Чрез некоторое время к нам пришла Галя. Она тоже была бледна и казалась утомлённою. Она даже не удосужилась поздороваться со мною, а тут же обратилась к Катерине — сказать, что позвонила Клюеву на дом, но он не берёт трубку. Сердце моё похолодело и стало метаться из стороны в сторону по грудной клетке. Паника охватила всех нас троих — мы буквально не отходили от телефона и звонили туда и тем, куда только могли дозвониться. Время приближалось к трём ночи. Ответили, наконец, из ГПУ.
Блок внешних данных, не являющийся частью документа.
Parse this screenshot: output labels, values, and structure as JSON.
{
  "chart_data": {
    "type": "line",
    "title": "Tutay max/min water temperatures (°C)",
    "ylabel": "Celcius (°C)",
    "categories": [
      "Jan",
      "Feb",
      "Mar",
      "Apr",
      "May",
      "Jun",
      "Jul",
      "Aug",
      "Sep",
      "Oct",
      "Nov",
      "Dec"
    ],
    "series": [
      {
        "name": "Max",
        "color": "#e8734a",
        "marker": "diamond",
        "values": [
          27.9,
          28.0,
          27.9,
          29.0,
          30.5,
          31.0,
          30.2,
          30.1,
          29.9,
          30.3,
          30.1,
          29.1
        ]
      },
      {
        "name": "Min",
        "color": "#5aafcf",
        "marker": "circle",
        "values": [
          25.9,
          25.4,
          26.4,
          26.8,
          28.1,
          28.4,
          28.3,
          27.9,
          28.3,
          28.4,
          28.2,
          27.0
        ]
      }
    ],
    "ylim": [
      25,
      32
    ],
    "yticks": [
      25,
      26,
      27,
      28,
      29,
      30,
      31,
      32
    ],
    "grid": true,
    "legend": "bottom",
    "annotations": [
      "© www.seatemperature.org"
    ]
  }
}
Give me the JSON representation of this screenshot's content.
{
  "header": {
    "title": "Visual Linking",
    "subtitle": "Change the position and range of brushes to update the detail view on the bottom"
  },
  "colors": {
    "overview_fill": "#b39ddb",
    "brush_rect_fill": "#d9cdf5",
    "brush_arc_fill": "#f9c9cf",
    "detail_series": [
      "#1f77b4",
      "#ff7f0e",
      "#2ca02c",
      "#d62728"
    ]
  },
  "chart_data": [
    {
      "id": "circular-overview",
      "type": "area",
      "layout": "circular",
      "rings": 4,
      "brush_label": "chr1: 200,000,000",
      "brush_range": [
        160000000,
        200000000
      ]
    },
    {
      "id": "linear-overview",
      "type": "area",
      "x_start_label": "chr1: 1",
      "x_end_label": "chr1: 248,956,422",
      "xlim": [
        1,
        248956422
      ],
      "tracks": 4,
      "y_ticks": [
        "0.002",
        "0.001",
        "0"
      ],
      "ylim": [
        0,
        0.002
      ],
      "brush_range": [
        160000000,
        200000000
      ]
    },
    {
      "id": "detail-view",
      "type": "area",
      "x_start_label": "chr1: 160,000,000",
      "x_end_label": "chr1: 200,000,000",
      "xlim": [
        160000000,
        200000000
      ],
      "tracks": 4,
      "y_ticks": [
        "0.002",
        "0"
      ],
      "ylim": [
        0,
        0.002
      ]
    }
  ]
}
— У нас, у нас гражданин Есенин. С утра, как проснётся, подпишет анкету об аресте.
Все втроём выдохнули. На другой день, 17 декабря, его положили в профилакторий на Большой Полянке. Может, оно и к лучшему.
***
Мысли о Гале и Сергее не давали уснуть мне все последние недели. Но, при всём при том, не забывала я и о предложении Грандова, а потому по ночам потихоньку разбирала письмо одного из читателей «Бедноты». Бениславской о своей возможной рекомендации я не сказала ни слова в связи с ухудшением отношений меж нами.
Письмо было написано красочным и очень живым языком, а потому изначально, читая его по первости, я едва ли смогла что–то найти. Однако зная Грандова, человека умного и целеустремлённого, с трудом мне верилось, что он поручил мне такую работу только лишь для того, чтобы насладилась я рассказом, без какой–либо корректуры. Тогда начала я понемногу искать ошибки, вчитываться в каждое практически предложение — как звучит оно, особенное внимание уделять расстановке запятых и «вкусным» словам в тексте. От этого всего рассказ стал для меня ещё более притягательным и интересным; его захотелось изведать с другой стороны. Это была история французской революции. И по ночам я начала с содроганием уходить в ужасы заключённых в Бастилии, каковые просидели там несколько лет, и, вероятнее всего, позабыли, что существует белый свет и в принципе что–либо помимо тюремных стен. Читался он на одном дыхании, и, когда псевдокорректорская работа моя была завершена, стал вроде бы лучше и прекраснее. Я могла подчеркнуть, что у автора были вкус и превосходное умение создавать сюжет, но вот написание выглядело корявым, точно он ещё не нашёл стиля своего, бросаясь из крайности в крайность.
Помимо сей работы, я также продолжала с девяти утра до шести вечера ходить в издательство, временами делиться деньгами с Катей, даже писала письма Болконскому. И у меня, и у Андрея из–за работы было не так много свободного времени, но каждый раз отвечал он мне по–доброму ласково, так что сердце наливалось радостью и, чего не было давно — мне становилось действительно спокойнее.
Когда я отдала отредактированное письмо Градову, он поблагодарил меня, молча кивнув, принял его, но уже на следующее утро вбежал взбудораженный и взъерошенный и вызвал меня к себе. Сердце моё тяжёлым, почти неподъёмным грузом упало в пятки. Я понимала, что до корректора и редактора мне очень далеко, даже не стремилась к тому, но всё это время, тем не менее, строила себе планы, как могла бы сидеть в издательстве, читать книги и наслаждаться занятием сим.
Когда я вошла, Грандов быстро печатал что–то на машинке, после позвал секретаршу Лену и, передав ей конверт какой–то, завещал отнести его тотчас же на почту — даже прикрикнул, чтобы она не медлила.
— Вика, спасибо вам, огромное спасибо! Буду скучать по такому верному сотруднику!
— Михаил Семёнович? — не поняла его я.
— Ну, как же, — он поднялся из–за стола, подошёл ближе и принялся крепко жать мне руку, не переставая улыбаться. — Едете в Петроград!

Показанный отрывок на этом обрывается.